Orval pours orange-brown with a big, rocky head. The very spritzy levels of carbonation with a slight sour note and distinctive Brett character make the beer feel prickly on the tongue. Orval is dry and has little hop bitterness or flavor, although it is the only Trappist ale to be dry hopped. This recipe creates a beer similar to the Orval beer distributed to the US with a higher ABV.

Ingredients
8.5 lbs. (3.8 kg) Pilsner malt
1.3 lbs. (0.6 kg) English light crystal malt (40 °L)
2.2 lbs. (1 kg) candi syrup (1 °L)
4.4 AAU Hallertau-Hersbrücker hops (60 min.) (1.1 oz./31 g of 4% alpha acids)
3.3 AAU Styrian Goldings hops (60 min.) (0.66 oz./19 g of 5% alpha acids)
2.5 AAU Styrian Goldings hops (15 min.) (0.5 oz./14 g of 5% alpha acids)
0.3 oz. (8 g) Strisselspalt whole cone hops (dry hop)
0.25 oz. (7 g) Hallertau-Hersbrücker whole cone hops (dry hop)
1⁄4 tsp. yeast nutrients
White Labs WLP510 (Bastogne Belgian Ale) or Wyeast 3522 (Belgian Ardennes) or LalBrew Abbaye Belgian Ale yeast 
Wyeast 3112 (Brettanomyces bruxellensis) or White Labs WLP650 (Brettanomyces bruxellensis) yeast
1 cup corn sugar (if priming)

Step by Step
Heat 3.6 gallons (13.5 L) of water to 163 °F (73 °C), stir in crushed grains and mash at 150 °F (65 °C). Mash for 60 minutes raise grain bed temperature to 162 °F (72 °C). Hold for 15 minutes. Recirculate until wort is clear, then begin running wort off to kettle. Sparge with 170 °F (77 °C) water to collect roughly 7 gallons (26.5 L). Boil wort for 90 minutes, adding hops as indicated. Add yeast nutrients with 15 minutes left in boil and candi syrup at the end of boil. Cool wort down to 59 °F (15 °C), aerate, and pitch the Belgian yeast strain. Fermentation temperature can be slowly raised up to 72 °F (22 °C) to finish.

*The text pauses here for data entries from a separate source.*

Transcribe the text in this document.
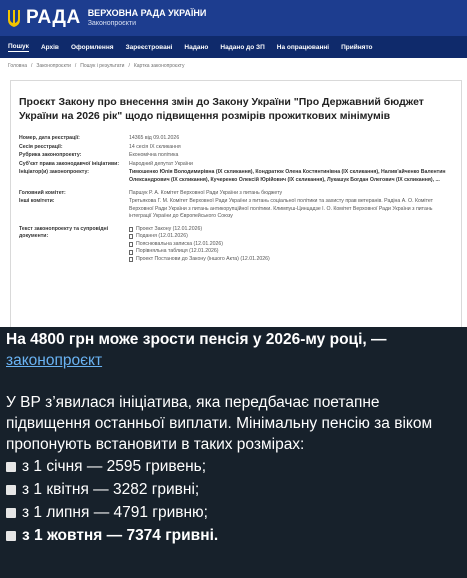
РАДА ВЕРХОВНА РАДА УКРАЇНИ
Законопроєкти
Пошук Архів Оформлення Зареєстровані Надано Надано до ЗП На опрацюванні Прийнято
Головна / Законопроєкти / Пошук і результати / Картка законопроєкту
Проєкт Закону про внесення змін до Закону України "Про Державний бюджет України на 2026 рік" щодо підвищення розмірів прожиткових мінімумів
Номер, дата реєстрації:	14365 від 09.01.2026
Сесія реєстрації:	14 сесія IX скликання
Рубрика законопроекту:	Економічна політика
Суб'єкт права законодавчої ініціативи:	Народний депутат України
Ініціатор(и) законопроекту:	Тимошенко Юлія Володимирівна (IX скликання), Кондратюк Олена Костянтинівна (IX скликання), Налив'айченко Валентин Олександрович (IX скликання), Кучеренко Олексій Юрійович (IX скликання), Лукашук Богдан Олегович (IX скликання), ...
Головний комітет:	Паршук Р. А. Комітет Верховної Ради України з питань бюджету
Інші комітети:	Третьякова Г. М. Комітет Верховної Ради України з питань соціальної політики та захисту прав ветеранів. Радіна А. О. Комітет Верховної Ради України з питань антикорупційної політики. Климпуш-Цинцадзе І. О. Комітет Верховної Ради України з питань інтеграції України до Європейського Союзу
Текст законопроекту та супровідні документи:
Проект Закону (12.01.2026)
Подання (12.01.2026)
Пояснювальна записка (12.01.2026)
Порівняльна таблиця (12.01.2026)
Проект Постанови до Закону (іншого Акта) (12.01.2026)
На 4800 грн може зрости пенсія у 2026-му році, — законопроєкт
У ВР з’явилася ініціатива, яка передбачає поетапне підвищення останньої виплати. Мінімальну пенсію за віком пропонують встановити в таких розмірах:
з 1 січня — 2595 гривень;
з 1 квітня — 3282 гривні;
з 1 липня — 4791 гривню;
з 1 жовтня — 7374 гривні.
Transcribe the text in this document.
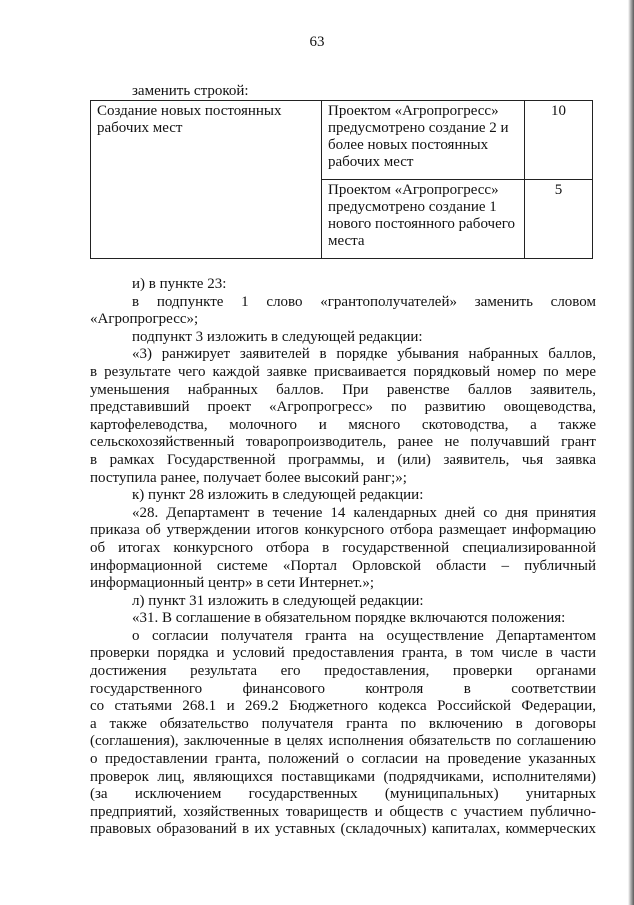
63
заменить строкой:
Создание новых постоянных рабочих мест	Проектом «Агропрогресс» предусмотрено создание 2 и более новых постоянных рабочих мест	10
	Проектом «Агропрогресс» предусмотрено создание 1 нового постоянного рабочего места	5

и) в пункте 23:

в подпункте 1 слово «грантополучателей» заменить словом

«Агропрогресс»;

подпункт 3 изложить в следующей редакции:

«3) ранжирует заявителей в порядке убывания набранных баллов,

в результате чего каждой заявке присваивается порядковый номер по мере

уменьшения набранных баллов. При равенстве баллов заявитель,

представивший проект «Агропрогресс» по развитию овощеводства,

картофелеводства, молочного и мясного скотоводства, а также

сельскохозяйственный товаропроизводитель, ранее не получавший грант

в рамках Государственной программы, и (или) заявитель, чья заявка

поступила ранее, получает более высокий ранг;»;

к) пункт 28 изложить в следующей редакции:

«28. Департамент в течение 14 календарных дней со дня принятия

приказа об утверждении итогов конкурсного отбора размещает информацию

об итогах конкурсного отбора в государственной специализированной

информационной системе «Портал Орловской области – публичный

информационный центр» в сети Интернет.»;

л) пункт 31 изложить в следующей редакции:

«31. В соглашение в обязательном порядке включаются положения:

о согласии получателя гранта на осуществление Департаментом

проверки порядка и условий предоставления гранта, в том числе в части

достижения результата его предоставления, проверки органами

государственного финансового контроля в соответствии

со статьями 268.1 и 269.2 Бюджетного кодекса Российской Федерации,

а также обязательство получателя гранта по включению в договоры

(соглашения), заключенные в целях исполнения обязательств по соглашению

о предоставлении гранта, положений о согласии на проведение указанных

проверок лиц, являющихся поставщиками (подрядчиками, исполнителями)

(за исключением государственных (муниципальных) унитарных

предприятий, хозяйственных товариществ и обществ с участием публично-

правовых образований в их уставных (складочных) капиталах, коммерческих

Rack to secondary when active fermentation is complete and add Brettanomyces and dry hops. Let condition for 3 weeks at 59 °F (15 °C) before bottling. Condition warm for 3 weeks in bottles before serving.

Ode to val d’or

(5 gallons/19 L, extract with grains)
OG = 1.056  FG = 1.002
IBU = 33  SRM = 9  ABV = 6.9%

Ingredients
4 lbs. (1.8 kg) Pilsen dried malt extract
1.3 lbs. (0.6 kg) English light crystal malt (40 °L)
2.2 lbs. (1 kg) candi syrup (1 °L)
4.4 AAU Hallertau-Hersbrücker hops (60 min.) (1.1 oz./31 g of 4% alpha acids)
3.3 AAU Styrian Goldings hops (60 min.) (0.66 oz./19 g of 5% alpha acids)
2.5 AAU Styrian Goldings hops (15 min.) (0.5 oz./14 g of 5% alpha acids)
0.3 oz. (8 g) Strisselspalt whole cone hops (dry hop)
0.25 oz. (7 g) Hallertau-Hersbrücker whole cone hops (dry hop)
1⁄4 tsp. yeast nutrients
White Labs WLP510 (Bastogne Belgian Ale) or Wyeast 3522 (Belgian Ardennes) or LalBrew Abbaye Belgian Ale yeast 
Wyeast 3112 (Brettanomyces bruxellensis) or White Labs WLP650 (Brettanomyces bruxellensis) yeast
1 cup corn sugar (if priming)

Step by Step
Heat 5 gallons (19 L) of water to 163 °F (73 °C). Steep crushed grains in a grain bag as the water heats. When the temperature hits 170 °F (77 °C) remove the grains. Off heat, stir in dried malt extract until it is fully dissolved. Turn heat back on and bring wort to a boil. Add the first charge of hops and begin the 60-minute boil. Follow the rest of the all-grain recipe, being sure to top off to 5 gallons (19 L) after chilling the wort.